Cabe notar também o efeito negativo sobre a rentabilidade de empresas dos EUA para as quais a renda obtida no exterior tem significância. Além de prejudicar os lucros das multinacionais norte-americanas no exterior, bem como os passivos estrangeiros denominados em dólares dos mercados emergentes, de uma forma ou de outra a valorização do dólar pode levar a choques inflacionários em outros países e, assim, a políticas monetárias ainda mais apertadas. Ciclos de feedback de políticas restritivas podem sempre ser desencadeados por uma valorização drástica e repentina do dólar e a alta deste evidentemente lembrou tais riscos a todos.

O que fazer diante da pressão cambial

Há um desafio intrínseco à economia globalizada. Cada banco central olha para o seu próprio país, decidindo as políticas monetárias de acordo com o que julga necessário em relação ao dilema local entre desemprego e inflação. Mas, em uma economia tão interdependente, as repercussões das decisões de qualquer país grande vão muito além de suas fronteiras. E voltam. A probabilidade de feedback de políticas monetárias restritivas inclusive é maior quando todas elas respondem a um problema inflacionário comum.

A transmissão via taxas de câmbio se inscreve nessa interdependência. Juros mais elevados nos EUA acabam impondo aos demais a escolha entre também elevar juros e/ou deixar ocorrerem saídas de capital e desvalorização cambial.

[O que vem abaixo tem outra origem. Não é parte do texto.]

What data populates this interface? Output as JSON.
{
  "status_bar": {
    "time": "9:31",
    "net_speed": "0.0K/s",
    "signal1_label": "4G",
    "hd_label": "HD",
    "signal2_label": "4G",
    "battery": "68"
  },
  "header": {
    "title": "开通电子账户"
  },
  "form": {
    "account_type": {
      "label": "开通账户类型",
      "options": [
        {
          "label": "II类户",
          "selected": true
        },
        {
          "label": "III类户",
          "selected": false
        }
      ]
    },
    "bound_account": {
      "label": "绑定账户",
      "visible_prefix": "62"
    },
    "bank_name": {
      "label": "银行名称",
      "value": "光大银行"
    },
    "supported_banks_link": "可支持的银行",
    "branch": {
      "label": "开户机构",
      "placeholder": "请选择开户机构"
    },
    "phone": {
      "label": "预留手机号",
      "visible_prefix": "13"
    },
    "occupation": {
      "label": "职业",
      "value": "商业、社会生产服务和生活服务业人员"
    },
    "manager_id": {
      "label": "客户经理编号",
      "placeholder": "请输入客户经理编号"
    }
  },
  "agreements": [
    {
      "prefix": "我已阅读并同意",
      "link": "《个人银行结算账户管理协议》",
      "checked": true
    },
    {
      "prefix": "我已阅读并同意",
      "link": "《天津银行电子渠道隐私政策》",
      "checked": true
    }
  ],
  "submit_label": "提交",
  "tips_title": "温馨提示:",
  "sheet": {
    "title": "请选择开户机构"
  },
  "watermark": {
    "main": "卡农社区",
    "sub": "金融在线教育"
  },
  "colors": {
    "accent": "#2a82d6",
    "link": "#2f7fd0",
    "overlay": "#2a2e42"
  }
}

Alguns países vêm recorrendo a intervenções diretas nas taxas de câmbio em vez de elevar taxas de juros domésticas – ou como complemento. O Japão optou por vender reservas de títulos do Tesouro dos EUA para tentar neutralizar a desvalorização cambial do iene em relação ao dólar. A Suíça também disse estar considerando vender moeda estrangeira para apoiar o franco suíço, além de aumentar as taxas de juros entre as reuniões de seu banco central.

O período após a crise financeira global de 2008-2009 viu “guerras cambiais”, quando os países se acusavam de exportar seus problemas de desemprego por meio de reduções significativas nas taxas de juros domésticas e desvalorização de suas moedas. Poderia uma “guerra cambial reversa” estar surgindo agora, já que a valorização do dólar americano exporta inflação para outros?

Uma coordenação ampla aconteceu em 1985, quando, como agora, o dólar ficou supervalorizado. O “Acordo de Plaza”, então assinado entre França, Alemanha Ocidental, Reino Unido, Japão e EUA, teve como compromisso bem-sucedido a desvalorização do dólar.

Contudo, naquele momento a inflação norte-americana estava já em declínio depois de um período longo de juros domésticos elevados, enquanto o atual aperto monetário e de condições financeiras nos EUA ainda está em curso. O cenário mais provável é o de ausência de acordos equivalentes, com alguns países se esforçando para evitar ajustes puros de taxas de juros mediante intervenção direta nos mercados de câmbio. O efeito será limitado se os fatores subjacentes que levam aos fluxos de capital e pressão cambial não mudarem.

Portanto, o “giro” ou “pivô” do dólar só ocorrerá quando ocorrer um “giro” ou “pivô” na política monetária dos EUA. Entrementes, conforme recomendado por Gita Gopinah e Paul-Olivier Gourrinchas, o Fed deveria reabrir a torneira das linhas precaucionárias de crédito com os demais bancos centrais – como durante a pandemia – para evitar os riscos destes serem colocados contra a parede em situações de súbita iliquidez em termos de dólares.

Otaviano Canuto é membro sênior do Policy Center for the New South, membro sênior não-residente do Brookings Institution, professor na Elliott School of International Affairs da George Washington University, professor afiliado na Universidade Politécnica Mohamed VI e principal do Center for Macroeconomics and Development em Washington. Foi vice-presidente e diretor executivo no Banco Mundial, diretor executivo no FMI e vice-presidente no BID. Também foi secretário de assuntos internacionais no Ministério da Fazenda e professor da USP e da Unicamp.